Sans titre
Or écoutez, petits et grands1 ,
L’histoire d’un ingrat enfant,
Fils d’un cordonnier honnête homme
Et vous allez savoir comme
Le Diable par punition
L’a pris en sa possession.
Ce fut un beau jour à Midi
Que sa mère au monde le mit.
Sa naissance est assez publique
Car il naquit dans la boutique,
Dieu ne voulant qu’il pût nier
Qu’il fût le fils d’un cordonnier.
Le père n’ayant qu’un enfant
L’éleva très soigneusement.
Aimant ce fils d’un amour tendre
Au collège il lui fit apprendre
Le latin comme un grand seigneur
Tant qu’il le savait tout par cœur.
Puis il apprit pareillement
À jouer sur les instruments,
À faire des airs en musique,
Plus, on lui montra la pratique,
Car le père n’oublia rien
Pour en faire un homme de bien.
À peine eut-il atteint quinze ans
Qu’il quitta tous ses chers parents.
Il fut en Suède, en Angleterre,
Pour éviter M. son père,
Plus traître et plus méchant, hélas,
Que ne fut le Rousseau Judas.
Et pour faire le bel esprit
Se mit à coucher par écrit
Des opéras, des comédies,
Des chansons pleines d’infamie,
Chantant des ordures en tout lieu
Contre les serviteurs de Dieu.
Pour s’introduire auprès des grands,
Fit le flatteur, le chien couchant,
Mais par permission divine
On le reconnut à sa mine
Et chacun disait en tout lieu :
Que ce flatteur est ennuyeux.
Quand ses amis le venaient voir
Pour lui démontrer son devoir
Et lui reprocher son caprice
Et pour le guérir de son vice,
Il s’emportait toujours contre eux
Et faisait le capricieux.
On dit qu’il fut plus de quatre ans
En dépit des honnêtes gens
À faire ce faux personnage,
Et c’est de là que vient sa rage.
Dieu pour punir sa vanité
L’a fait siffler de tous côtés.
Un jour dans une honnête maison
Il se glorifiait d’un beau nom
On l’honorait sans le connaître
Le père venu chausser le maître
Se récrie en voyant son fils ;
Aussitôt le coquin s’enfuit2 .
Aussitôt entre dans son corps
Un diable nommé couplegor.
Son poil devint roux, son œil louche,
Il lui mit de travers la bouche,
Et de la bouche de travers
Il sort des crapauds et des vers.
Un jour, chez M. Frayssinois
Il a vomi tout à la fois
Des gros serpents et des vipères,
Tous couverts d’une bile noire
Et chez M. l’abbé Piant
Il en a vomi tout autant.
Vous, pères et mères, honnêtes gens,
À qui Dieu donne des enfants,
Empêchez bien qu’il n’en approche
Il a toujours venin en poche.
Il en ferait pour votre ennui
Des scélérats tout comme lui.
Or prions le doux rédempteur
Qu’il marque au front les imposteurs
Afin qu’on fuie ce détestable
Comme le procureur du diable,
Car Nostradamus a prédit
Qu’il doit élever l’antéchrist.
- 1En 1710. Sur Rousseau, poète satirique, fils d’un cordonnier, mort à Bruxelles le 17 mars 1741. La chanson a été faite par Autreau.

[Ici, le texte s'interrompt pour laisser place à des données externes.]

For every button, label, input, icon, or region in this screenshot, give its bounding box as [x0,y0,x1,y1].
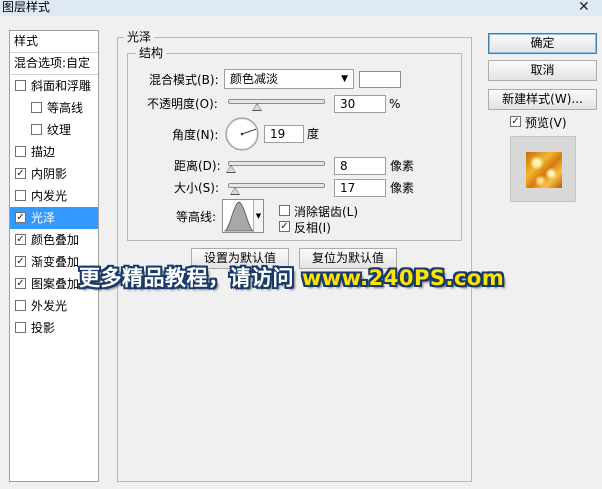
blending-options-item[interactable]: 混合选项:自定 [10,53,98,75]
blend-mode-value: 颜色减淡 [230,72,279,86]
chevron-down-icon: ▼ [341,74,348,84]
invert-checkbox[interactable]: ✓ 反相(I) [279,220,399,236]
color-overlay-checkbox[interactable]: ✓ [15,234,26,245]
style-item-stroke[interactable]: 描边 [10,141,98,163]
structure-group-title: 结构 [136,46,167,60]
style-item-inner-shadow[interactable]: ✓ 内阴影 [10,163,98,185]
satin-checkbox[interactable]: ✓ [15,212,26,223]
gradient-overlay-checkbox[interactable]: ✓ [15,256,26,267]
angle-input[interactable]: 19 [264,125,304,143]
size-unit: 像素 [390,181,415,195]
opacity-input[interactable]: 30 [334,95,386,113]
distance-label: 距离(D): [174,159,221,173]
color-overlay-label: 颜色叠加 [31,233,80,247]
preview-check[interactable]: ✓ [510,116,521,127]
contour-label: 等高线 [47,101,84,115]
styles-header[interactable]: 样式 [10,31,98,53]
opacity-slider-thumb[interactable] [251,103,262,111]
close-icon[interactable]: ✕ [578,0,590,15]
size-slider-thumb[interactable] [229,187,240,195]
outer-glow-checkbox[interactable] [15,300,26,311]
chevron-down-icon[interactable]: ▼ [253,200,263,232]
angle-unit: 度 [307,127,320,141]
watermark-text: 更多精品教程，请访问 www.240PS.com [79,262,504,292]
window-title: 图层样式 [2,0,51,14]
ok-button[interactable]: 确定 [488,33,597,54]
distance-input[interactable]: 8 [334,157,386,175]
drop-shadow-checkbox[interactable] [15,322,26,333]
opacity-label: 不透明度(O): [147,97,218,111]
size-label: 大小(S): [174,181,220,195]
inner-glow-label: 内发光 [31,189,68,203]
blend-color-swatch[interactable] [359,71,401,88]
preview-thumbnail [510,136,576,202]
preview-swatch [526,152,562,188]
style-item-bevel-emboss[interactable]: 斜面和浮雕 [10,75,98,97]
title-bar [0,0,602,16]
angle-label: 角度(N): [172,128,219,142]
bevel-emboss-label: 斜面和浮雕 [31,79,92,93]
stroke-checkbox[interactable] [15,146,26,157]
size-input[interactable]: 17 [334,179,386,197]
distance-slider-thumb[interactable] [225,165,236,173]
pattern-overlay-checkbox[interactable]: ✓ [15,278,26,289]
style-item-texture[interactable]: 纹理 [10,119,98,141]
texture-checkbox[interactable] [31,124,42,135]
distance-slider-track[interactable] [228,161,325,166]
opacity-slider-track[interactable] [228,99,325,104]
watermark-site: www.240PS.com [301,266,505,290]
inner-glow-checkbox[interactable] [15,190,26,201]
gradient-overlay-label: 渐变叠加 [31,255,80,269]
satin-label: 光泽 [31,211,56,225]
distance-unit: 像素 [390,159,415,173]
texture-label: 纹理 [47,123,72,137]
styles-list: 样式 混合选项:自定 斜面和浮雕等高线纹理描边 ✓ 内阴影内发光 ✓ 光泽 ✓ 颜色叠加 ✓ 渐… [9,30,99,482]
style-item-drop-shadow[interactable]: 投影 [10,317,98,339]
anti-alias-checkbox[interactable]: 消除锯齿(L) [279,204,399,220]
new-style-button[interactable]: 新建样式(W)... [488,89,597,110]
size-slider-track[interactable] [228,183,325,188]
drop-shadow-label: 投影 [31,321,56,335]
anti-alias-check[interactable] [279,205,290,216]
inner-shadow-checkbox[interactable]: ✓ [15,168,26,179]
inner-shadow-label: 内阴影 [31,167,68,181]
blend-mode-label: 混合模式(B): [149,73,219,87]
style-item-satin[interactable]: ✓ 光泽 [10,207,98,229]
style-item-outer-glow[interactable]: 外发光 [10,295,98,317]
pattern-overlay-label: 图案叠加 [31,277,80,291]
cancel-button[interactable]: 取消 [488,60,597,81]
preview-checkbox[interactable]: ✓ 预览(V) [510,114,590,130]
satin-group-title: 光泽 [124,30,155,44]
contour-label: 等高线: [176,210,217,224]
bevel-emboss-checkbox[interactable] [15,80,26,91]
blend-mode-select[interactable]: 颜色减淡 ▼ [224,69,354,89]
style-item-contour[interactable]: 等高线 [10,97,98,119]
watermark-prefix: 更多精品教程，请访问 [79,266,302,290]
style-item-inner-glow[interactable]: 内发光 [10,185,98,207]
contour-picker[interactable]: ▼ [222,199,264,233]
contour-checkbox[interactable] [31,102,42,113]
preview-label: 预览(V) [525,116,567,130]
outer-glow-label: 外发光 [31,299,68,313]
angle-dial[interactable] [224,116,260,152]
contour-curve-icon [224,201,254,232]
stroke-label: 描边 [31,145,56,159]
opacity-unit: % [389,97,401,111]
invert-check[interactable]: ✓ [279,221,290,232]
anti-alias-label: 消除锯齿(L) [294,205,359,219]
style-item-color-overlay[interactable]: ✓ 颜色叠加 [10,229,98,251]
invert-label: 反相(I) [294,221,331,235]
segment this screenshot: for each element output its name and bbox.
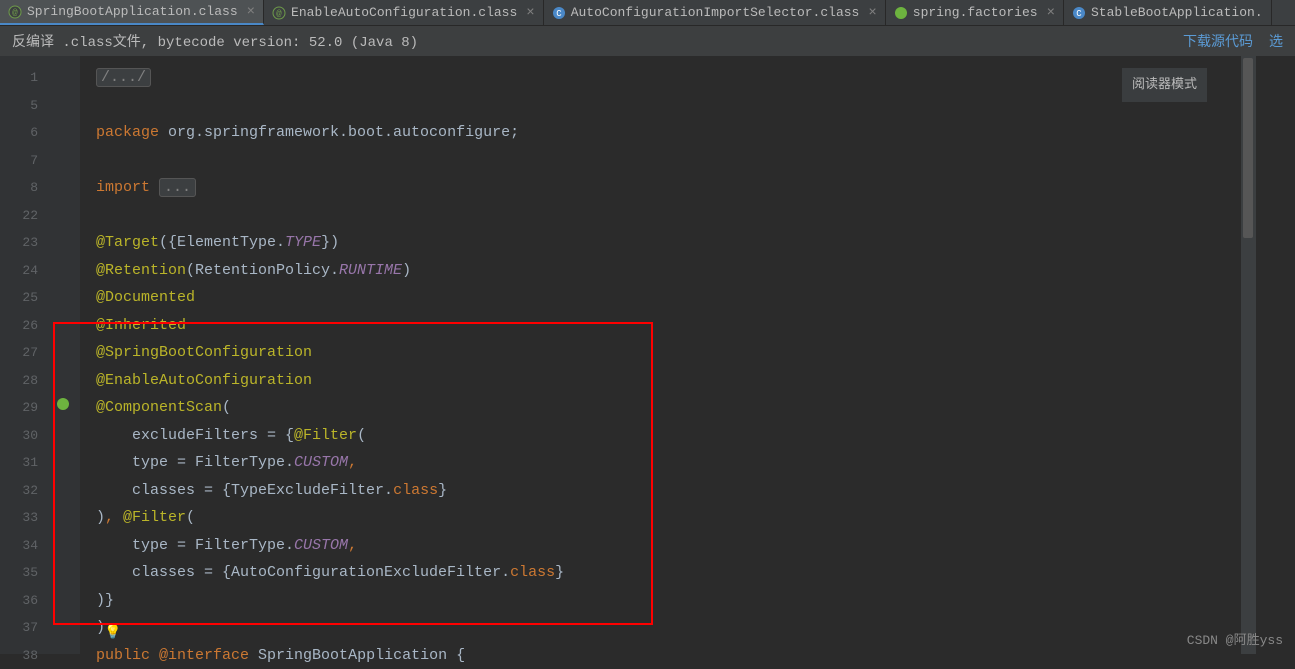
svg-text:C: C <box>556 9 562 19</box>
line-number: 7 <box>0 147 52 175</box>
annotation-icon: @ <box>8 5 22 19</box>
download-source-link[interactable]: 下载源代码 <box>1183 31 1253 51</box>
decompile-info-bar: 反编译 .class文件, bytecode version: 52.0 (Ja… <box>0 26 1295 56</box>
editor-area: 1 5 6 7 8 22 23 24 25 26 27 28 29 30 31 … <box>0 56 1295 654</box>
intention-bulb-icon[interactable]: 💡 <box>104 620 121 648</box>
tab-label: spring.factories <box>913 5 1038 20</box>
tab-springbootapplication[interactable]: @ SpringBootApplication.class × <box>0 0 264 25</box>
close-icon[interactable]: × <box>868 5 876 21</box>
fold-column[interactable] <box>52 56 80 654</box>
decompile-info-text: 反编译 .class文件, bytecode version: 52.0 (Ja… <box>12 31 418 51</box>
line-number: 6 <box>0 119 52 147</box>
line-number: 23 <box>0 229 52 257</box>
svg-text:@: @ <box>276 9 282 19</box>
line-number: 26 <box>0 312 52 340</box>
editor-tabs-bar: @ SpringBootApplication.class × @ Enable… <box>0 0 1295 26</box>
tab-label: AutoConfigurationImportSelector.class <box>571 5 860 20</box>
vertical-scrollbar[interactable] <box>1241 56 1255 654</box>
line-number: 25 <box>0 284 52 312</box>
tab-enableautoconfiguration[interactable]: @ EnableAutoConfiguration.class × <box>264 0 544 25</box>
close-icon[interactable]: × <box>247 4 255 20</box>
close-icon[interactable]: × <box>1047 5 1055 21</box>
close-icon[interactable]: × <box>526 5 534 21</box>
svg-text:C: C <box>1076 9 1082 19</box>
line-number: 38 <box>0 642 52 669</box>
line-number: 31 <box>0 449 52 477</box>
folded-region[interactable]: ... <box>159 178 196 197</box>
line-number: 30 <box>0 422 52 450</box>
code-editor[interactable]: 阅读器模式 /.../ package org.springframework.… <box>80 56 1255 654</box>
line-number: 36 <box>0 587 52 615</box>
svg-text:@: @ <box>12 8 18 18</box>
line-number: 1 <box>0 64 52 92</box>
info-links: 下载源代码 选 <box>1183 31 1283 51</box>
line-number: 33 <box>0 504 52 532</box>
folded-region[interactable]: /.../ <box>96 68 151 87</box>
class-icon: C <box>1072 6 1086 20</box>
watermark: CSDN @阿胜yss <box>1187 629 1283 648</box>
line-number-gutter[interactable]: 1 5 6 7 8 22 23 24 25 26 27 28 29 30 31 … <box>0 56 52 654</box>
scroll-thumb[interactable] <box>1243 58 1253 238</box>
line-number: 5 <box>0 92 52 120</box>
tab-label: EnableAutoConfiguration.class <box>291 5 517 20</box>
line-number: 22 <box>0 202 52 230</box>
choose-link[interactable]: 选 <box>1269 31 1283 51</box>
spring-gutter-icon[interactable] <box>56 394 70 422</box>
line-number: 37 <box>0 614 52 642</box>
tab-autoconfigimportselector[interactable]: C AutoConfigurationImportSelector.class … <box>544 0 886 25</box>
line-number: 32 <box>0 477 52 505</box>
line-number: 28 <box>0 367 52 395</box>
tab-springfactories[interactable]: spring.factories × <box>886 0 1064 25</box>
line-number: 29 <box>0 394 52 422</box>
minimap[interactable] <box>1255 56 1295 654</box>
reader-mode-badge[interactable]: 阅读器模式 <box>1122 68 1207 102</box>
tab-label: StableBootApplication. <box>1091 5 1263 20</box>
line-number: 24 <box>0 257 52 285</box>
line-number: 27 <box>0 339 52 367</box>
line-number: 34 <box>0 532 52 560</box>
line-number: 35 <box>0 559 52 587</box>
tab-stablebootapplication[interactable]: C StableBootApplication. <box>1064 0 1272 25</box>
line-number: 8 <box>0 174 52 202</box>
annotation-icon: @ <box>272 6 286 20</box>
tab-label: SpringBootApplication.class <box>27 4 238 19</box>
spring-icon <box>894 6 908 20</box>
class-icon: C <box>552 6 566 20</box>
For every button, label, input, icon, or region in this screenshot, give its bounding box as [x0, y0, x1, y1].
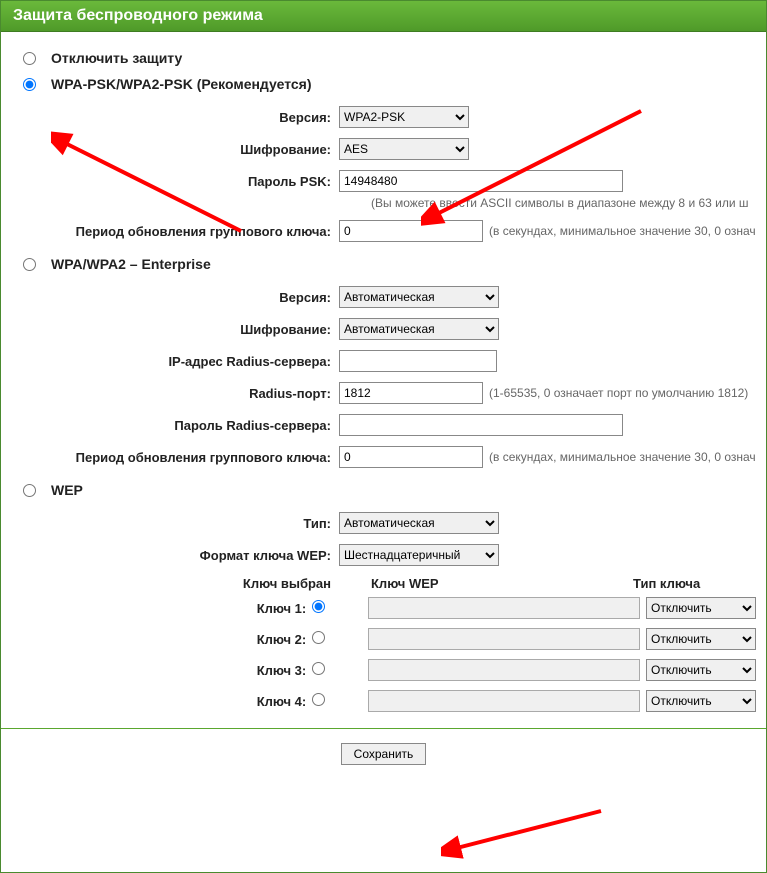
wpa-psk-label: WPA-PSK/WPA2-PSK (Рекомендуется) — [51, 76, 311, 92]
save-button[interactable]: Сохранить — [341, 743, 427, 765]
wep-key-select-radio[interactable] — [312, 662, 325, 675]
wpa-psk-gkupdate-label: Период обновления группового ключа: — [11, 224, 339, 239]
radius-port-input[interactable] — [339, 382, 483, 404]
wep-col-type: Тип ключа — [623, 576, 756, 591]
wpa-ent-gkupdate-label: Период обновления группового ключа: — [11, 450, 339, 465]
radio-wpa-psk[interactable] — [23, 78, 36, 91]
wep-col-key: Ключ WEP — [339, 576, 623, 591]
wep-key-value-input[interactable] — [368, 628, 640, 650]
disable-security-label: Отключить защиту — [51, 50, 182, 66]
wep-key-row: Ключ 2: Отключить — [11, 624, 756, 654]
radio-wpa-enterprise[interactable] — [23, 258, 36, 271]
wep-label: WEP — [51, 482, 83, 498]
wep-key-name: Ключ 2: — [11, 632, 306, 647]
wep-key-name: Ключ 1: — [11, 601, 306, 616]
wpa-enterprise-label: WPA/WPA2 – Enterprise — [51, 256, 211, 272]
wep-type-select[interactable]: Автоматическая — [339, 512, 499, 534]
wep-col-selected: Ключ выбран — [11, 576, 339, 591]
wep-type-label: Тип: — [11, 516, 339, 531]
wep-format-label: Формат ключа WEP: — [11, 548, 339, 563]
radio-disable-security[interactable] — [23, 52, 36, 65]
wep-key-type-select[interactable]: Отключить — [646, 597, 756, 619]
wpa-ent-gkupdate-hint: (в секундах, минимальное значение 30, 0 … — [489, 450, 756, 464]
page-title: Защита беспроводного режима — [1, 1, 766, 32]
wpa-psk-encrypt-label: Шифрование: — [11, 142, 339, 157]
wpa-psk-password-hint: (Вы можете ввести ASCII символы в диапаз… — [371, 196, 756, 210]
wep-key-row: Ключ 4: Отключить — [11, 686, 756, 716]
wpa-psk-password-label: Пароль PSK: — [11, 174, 339, 189]
wpa-psk-version-select[interactable]: WPA2-PSK — [339, 106, 469, 128]
wep-key-name: Ключ 3: — [11, 663, 306, 678]
wep-format-select[interactable]: Шестнадцатеричный — [339, 544, 499, 566]
wep-key-value-input[interactable] — [368, 659, 640, 681]
wep-key-select-radio[interactable] — [312, 600, 325, 613]
wpa-psk-gkupdate-hint: (в секундах, минимальное значение 30, 0 … — [489, 224, 756, 238]
wpa-ent-encrypt-label: Шифрование: — [11, 322, 339, 337]
radius-ip-input[interactable] — [339, 350, 497, 372]
wpa-psk-version-label: Версия: — [11, 110, 339, 125]
wpa-psk-password-input[interactable] — [339, 170, 623, 192]
wep-key-value-input[interactable] — [368, 690, 640, 712]
wep-key-type-select[interactable]: Отключить — [646, 659, 756, 681]
wpa-ent-version-label: Версия: — [11, 290, 339, 305]
wep-key-select-radio[interactable] — [312, 631, 325, 644]
wep-key-value-input[interactable] — [368, 597, 640, 619]
radius-port-hint: (1-65535, 0 означает порт по умолчанию 1… — [489, 386, 748, 400]
wpa-ent-version-select[interactable]: Автоматическая — [339, 286, 499, 308]
wep-key-type-select[interactable]: Отключить — [646, 628, 756, 650]
wep-key-type-select[interactable]: Отключить — [646, 690, 756, 712]
radius-port-label: Radius-порт: — [11, 386, 339, 401]
radius-password-input[interactable] — [339, 414, 623, 436]
wep-key-row: Ключ 1: Отключить — [11, 593, 756, 623]
wpa-ent-gkupdate-input[interactable] — [339, 446, 483, 468]
radio-wep[interactable] — [23, 484, 36, 497]
wep-key-name: Ключ 4: — [11, 694, 306, 709]
annotation-arrow-icon — [441, 801, 611, 861]
wpa-psk-gkupdate-input[interactable] — [339, 220, 483, 242]
radius-password-label: Пароль Radius-сервера: — [11, 418, 339, 433]
wpa-psk-encrypt-select[interactable]: AES — [339, 138, 469, 160]
wep-key-select-radio[interactable] — [312, 693, 325, 706]
radius-ip-label: IP-адрес Radius-сервера: — [11, 354, 339, 369]
wpa-ent-encrypt-select[interactable]: Автоматическая — [339, 318, 499, 340]
wep-key-row: Ключ 3: Отключить — [11, 655, 756, 685]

Il perdit son procès avec Saurin pour des couplets de chanson qu’on lui a imputés ce qui le fit retirer à Bruxelles. Mais on vient de reconnaître son innocence après la mort de Boindin (décembre 1751), qui était ami de Saurin, et dans les papiers duquel s’est trouvé les mêmes couplets qu’on attribuait à Rousseau, écrits de la main de Saurin. Il a paru en 1752 un [ill.] pour servir à l’histoire des couplets de 1710, qui disciple totalement Rousseau. On en a déposé le manuscrit à la Bibliothèque du Roi.
- 2Le Sieur Rousseau se trouvant dans une maison où son père vint y porter des souliers, qui voyant y être fort estimé, lui sauta au col, et l’autre ne voulut jamais le reconnaître.